Comincerà il prossimo 25 maggio il processo nei confronti di Enrico Laghi, ex commissario straordinario dell’Ilva di Taranto, finito ai domiciliari il settembre 2020 (e poi tornato in libertà) nell’inchiesta condotta dalla procura di Potenza sulla presunta rete di affari e interessi intorno all’acciaieria ionica. La giudice per l’udienza preliminare di Potenza, Annachiara Di Paolo, ha accolto la richiesta di rinvio a giudizio formulata dalla procura e disposto l’avvio del dibattimento che vedrà comparire in aula, oltre al manager, una serie di imputati tra i quali l’ex procuratore di Taranto Carlo Maria Capristo.

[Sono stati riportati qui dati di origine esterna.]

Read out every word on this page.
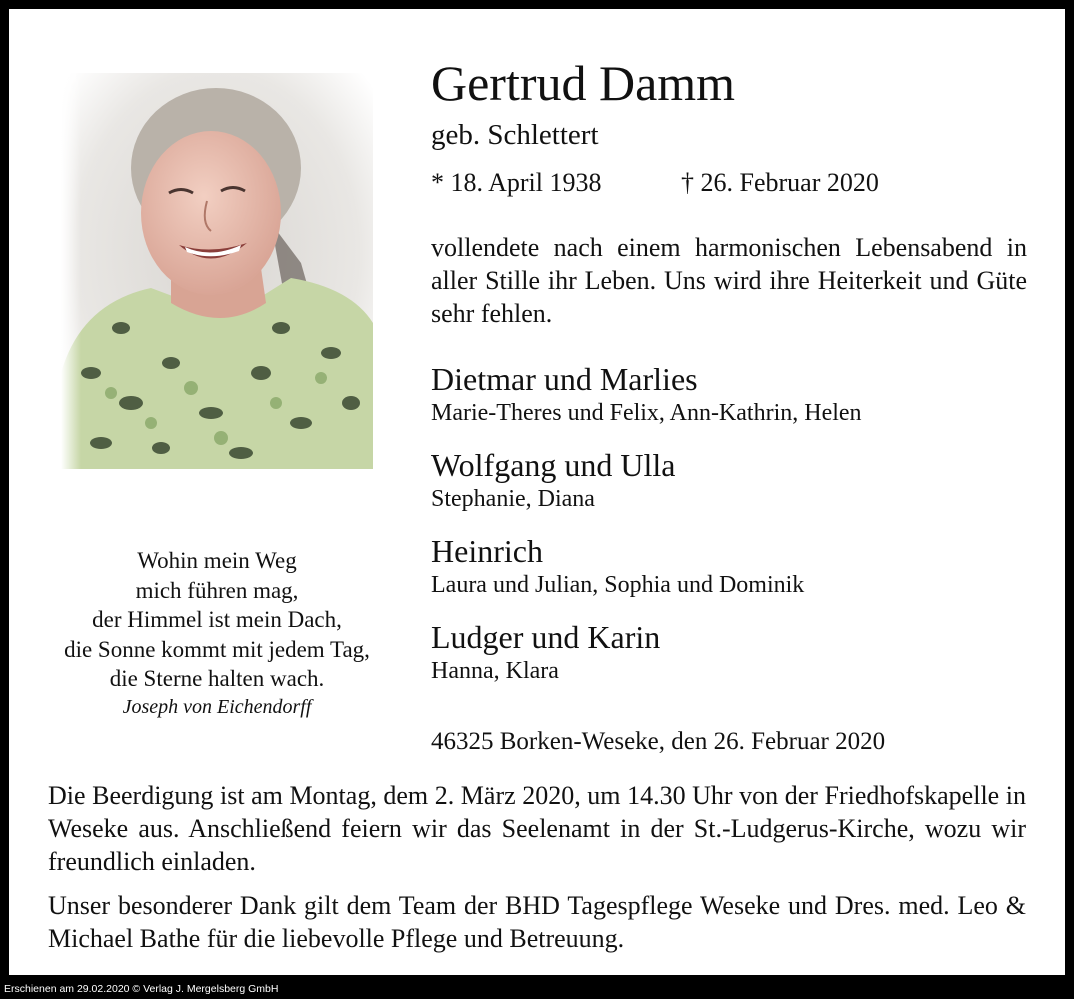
Gertrud Damm
geb. Schlettert
* 18. April 1938	† 26. Februar 2020
vollendete nach einem harmonischen Lebensabend in aller Stille ihr Leben. Uns wird ihre Heiterkeit und Güte sehr fehlen.
Dietmar und Marlies
Marie-Theres und Felix, Ann-Kathrin, Helen
Wolfgang und Ulla
Stephanie, Diana
Heinrich
Laura und Julian, Sophia und Dominik
Ludger und Karin
Hanna, Klara
Wohin mein Weg
mich führen mag,
der Himmel ist mein Dach,
die Sonne kommt mit jedem Tag,
die Sterne halten wach.
Joseph von Eichendorff
46325 Borken-Weseke, den 26. Februar 2020
Die Beerdigung ist am Montag, dem 2. März 2020, um 14.30 Uhr von der Friedhofskapelle in Weseke aus. Anschließend feiern wir das Seelenamt in der St.-Ludgerus-Kirche, wozu wir freundlich einladen.
Unser besonderer Dank gilt dem Team der BHD Tagespflege Weseke und Dres. med. Leo & Michael Bathe für die liebevolle Pflege und Betreuung.
Erschienen am 29.02.2020 © Verlag J. Mergelsberg GmbH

Laghi è accusato di corruzione in atti giudiziari e concussione: per il procuratore Francesco Curcio e i sostituti Anna Piccininni e Giuseppe Borriello, è il “mandante e organizzatore” di una azione criminosa che impose a due dirigenti dell’Ilva, imputati in alcuni processi penali dinanzi al tribunale ionico, di nominare come difensore l’avvocato Giacomo Ragno, uomo ritenuto vicino all’ex procuratore Capristo che invece deve difendersi dall’accusa di aver garantito “una particolare e favorevole attenzione alle esigenze di Ilva in As” in cambio dell’interessamento alla propria carriera. Laghi, inoltre, abusando della sua posizione al vertice della struttura di Ilva in Amministrazione Straordinaria, attraverso il suo factotum, Nicola Nicoletti, avrebbe costretto i dirigenti Salvatore De Felice e Ruggiero Cola a firmare il mandato difensivo a favore di Ragno: un’azione che – secondo la procura – non solo consentiva a Ragno di incassare parcelle per 273mila euro, ma comprimeva “il diritto inviolabile ed inalienabile degli indagati/imputati a scegliersi – scrivono i pubblici ministeri – liberamente e senza costrizioni e condizionamenti, un difensore di fiducia”.

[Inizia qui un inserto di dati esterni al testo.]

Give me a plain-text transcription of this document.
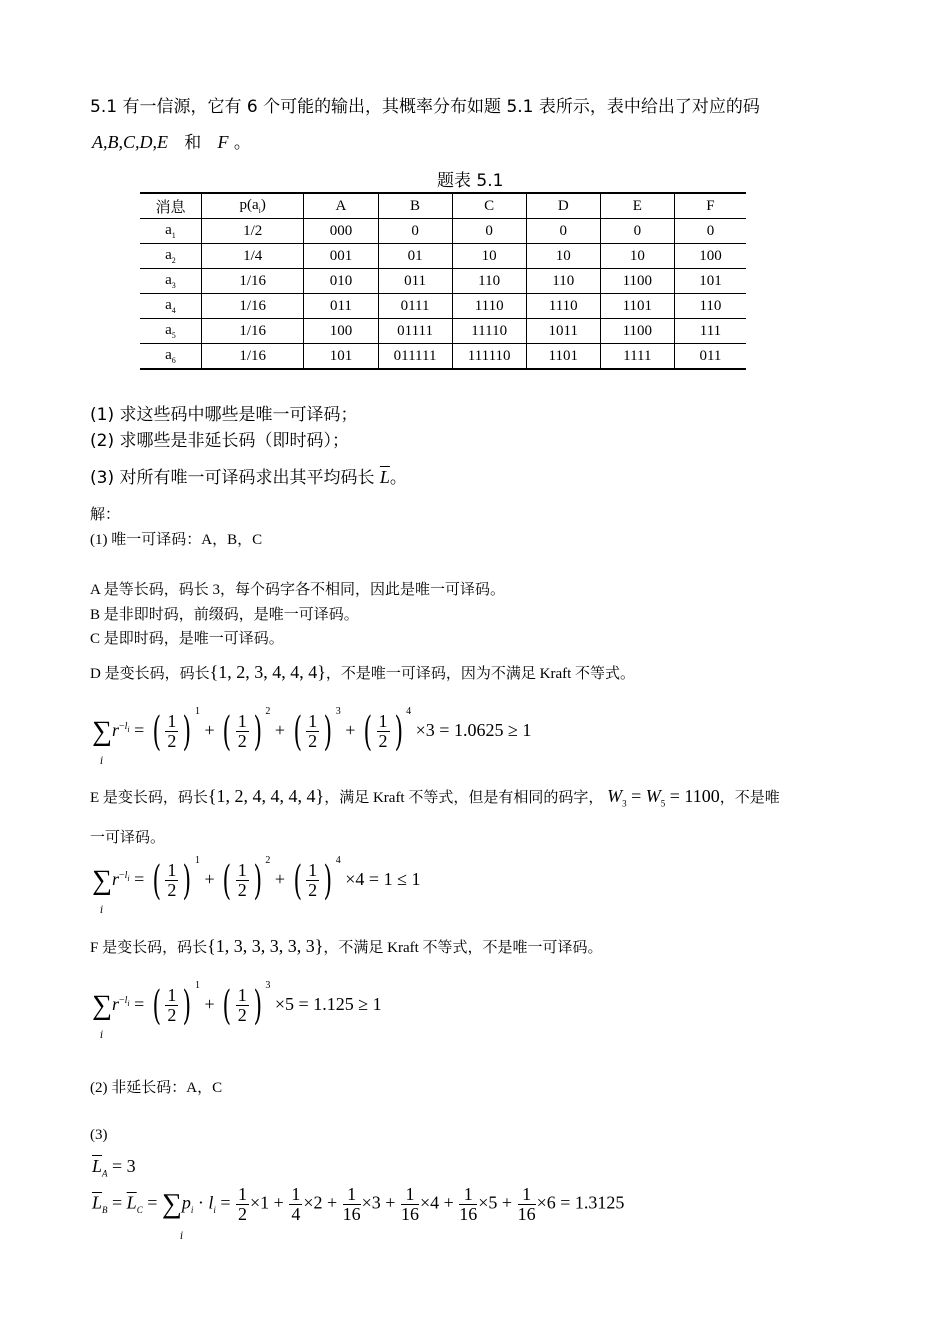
5.1 有一信源，它有 6 个可能的输出，其概率分布如题 5.1 表所示，表中给出了对应的码
A,B,C,D,E 和 F 。
题表 5.1
消息	$p(a_i)$	A	B	C	D	E	F
$a_1$	1/2	000	0	0	0	0	0
$a_2$	1/4	001	01	10	10	10	100
$a_3$	1/16	010	011	110	110	1100	101
$a_4$	1/16	011	0111	1110	1110	1101	110
$a_5$	1/16	100	01111	11110	1011	1100	111
$a_6$	1/16	101	011111	111110	1101	1111	011
(1) 求这些码中哪些是唯一可译码；
(2) 求哪些是非延长码（即时码）；
(3) 对所有唯一可译码求出其平均码长 $\overline{L}$。
解：
(1) 唯一可译码：A，B，C
A 是等长码，码长 3，每个码字各不相同，因此是唯一可译码。
B 是非即时码，前缀码，是唯一可译码。
C 是即时码，是唯一可译码。
D 是变长码，码长{1, 2, 3, 4, 4, 4}，不是唯一可译码，因为不满足 Kraft 不等式。
$\sum r^{-l_i}$ = ( $\frac{1}{2}$ ) $^1$ + ( $\frac{1}{2}$ ) $^2$ + ( $\frac{1}{2}$ ) $^3$ + ( $\frac{1}{2}$ ) $^4$ ×3 = 1.0625 ≥ 1
i
E 是变长码，码长{1, 2, 4, 4, 4, 4}，满足 Kraft 不等式，但是有相同的码字， $W_3 = W_5 = 1100$，不是唯
一可译码。
$\sum r^{-l_i}$ = ( $\frac{1}{2}$ ) $^1$ + ( $\frac{1}{2}$ ) $^2$ + ( $\frac{1}{2}$ ) $^4$ ×4 = 1 ≤ 1
i
F 是变长码，码长{1, 3, 3, 3, 3, 3}，不满足 Kraft 不等式，不是唯一可译码。
$\sum r^{-l_i}$ = ( $\frac{1}{2}$ ) $^1$ + ( $\frac{1}{2}$ ) $^3$ ×5 = 1.125 ≥ 1
i
(2) 非延长码：A，C
(3)
$\overline{L}_A = 3$
$\overline{L}_B = \overline{L}_C = \sum p_i \cdot l_i = \frac{1}{2} \times 1 + \frac{1}{4} \times 2 + \frac{1}{16} \times 3 + \frac{1}{16} \times 4 + \frac{1}{16} \times 5 + \frac{1}{16} \times 6 = 1.3125$
i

In sostanza questa nomina, secondo l’accusa di Potenza, non solo non avrebbe favorito in alcun modo Cola e De Felice, ma li avrebbe svantaggiati al punto che “in procedimenti di eccezionale delicatezza e complessità nei quali erano indagati o imputati si vedevano – si legge negli atti dell’inchiesta – difesi dall’avvocato Ragno Giacomo professionista, non solo, non di loro fiducia, non solo da loro per nulla conosciuto né personalmente né professionalmente, ma, anche, privo di specifiche esperienze professionali nel settore dei reati ambientali specie in contesti, come quelli della produzione dell’acciaio, che richiedono una specifica e collaudata competenza”.

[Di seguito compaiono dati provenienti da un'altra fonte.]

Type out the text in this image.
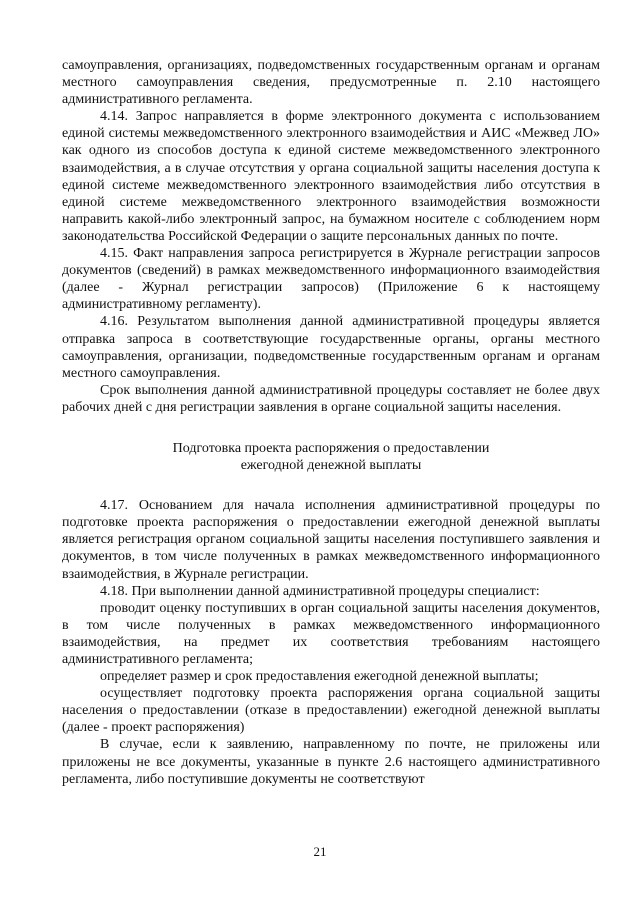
самоуправления, организациях, подведомственных государственным органам и органам местного самоуправления сведения, предусмотренные п. 2.10 настоящего административного регламента.

4.14. Запрос направляется в форме электронного документа с использованием единой системы межведомственного электронного взаимодействия и АИС «Межвед ЛО» как одного из способов доступа к единой системе межведомственного электронного взаимодействия, а в случае отсутствия у органа социальной защиты населения доступа к единой системе межведомственного электронного взаимодействия либо отсутствия в единой системе межведомственного электронного взаимодействия возможности направить какой-либо электронный запрос, на бумажном носителе с соблюдением норм законодательства Российской Федерации о защите персональных данных по почте.

4.15. Факт направления запроса регистрируется в Журнале регистрации запросов документов (сведений) в рамках межведомственного информационного взаимодействия (далее - Журнал регистрации запросов) (Приложение 6 к настоящему административному регламенту).

4.16. Результатом выполнения данной административной процедуры является отправка запроса в соответствующие государственные органы, органы местного самоуправления, организации, подведомственные государственным органам и органам местного самоуправления.

Срок выполнения данной административной процедуры составляет не более двух рабочих дней с дня регистрации заявления в органе социальной защиты населения.

Подготовка проекта распоряжения о предоставлении

ежегодной денежной выплаты

4.17. Основанием для начала исполнения административной процедуры по подготовке проекта распоряжения о предоставлении ежегодной денежной выплаты является регистрация органом социальной защиты населения поступившего заявления и документов, в том числе полученных в рамках межведомственного информационного взаимодействия, в Журнале регистрации.

4.18. При выполнении данной административной процедуры специалист:

проводит оценку поступивших в орган социальной защиты населения документов, в том числе полученных в рамках межведомственного информационного взаимодействия, на предмет их соответствия требованиям настоящего административного регламента;

определяет размер и срок предоставления ежегодной денежной выплаты;

осуществляет подготовку проекта распоряжения органа социальной защиты населения о предоставлении (отказе в предоставлении) ежегодной денежной выплаты (далее - проект распоряжения)

В случае, если к заявлению, направленному по почте, не приложены или приложены не все документы, указанные в пункте 2.6 настоящего административного регламента, либо поступившие документы не соответствуют

21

Le accuse nei confronti di Laghi sono giunte dalle dichiarazioni rese ai pubblici ministeri da Piero Amara, l’ex avvocato siciliano di Eni e Ilva, e dal consulente Nicoletti. Nell’ordinanza che aveva portato Laghi ai domiciliari, il gip di Potenza, aveva già indicato Laghi come un “soggetto attivo della corruzione in atti giudiziari” e “il regista occulto e spregiudicato” che aveva lavorato per tenere al riparo l’ex Ilva dalle azioni che avrebbero potuto danneggiare la sua vendita ai privati, obiettivo principale dell’allora governo guidato da Matteo Renzi che lo avevano nominato. Grazie al legame stabilito con Carlo Maria Capristo, all’epoca capo della procura tarantina, Laghi avrebbe ottenuto corsie preferenziali in una serie di procedimenti che vedevano coinvolta la fabbrica. Come ad esempio nel maxi processo Ambiente svenduto in cui, grazie a servigi di Amara, sempre secondo l’accusa, raggiunse con la procura l’accordo per il patteggiamento poi rigettato dalla Corte d’Assise.
Oppure per l’incidente mortale che costò la vita ad Alessandro Morricella e portò al sequestro di Afo2: per l’accusa Capristo fece pressioni sui suoi sostituti per concedere il dissequestro dell’impianto. E ancora nel procedimento penale per la morte di un altro operaio nel quale su indicazione di Amara, la procura nominò un consulente gradito a Ilva in As e concesse in poco più di 24 ore il dissequestro del nastro trasportatore in cui aveva perso la vita Giacomo Campo. Per la procura di Potenza, la “svendita stabile delle funzioni giudiziarie” da parte di Capristo era il favore da restituire per l’interessamento di Amara alla sua nomina come capo degli inquirenti tarantini.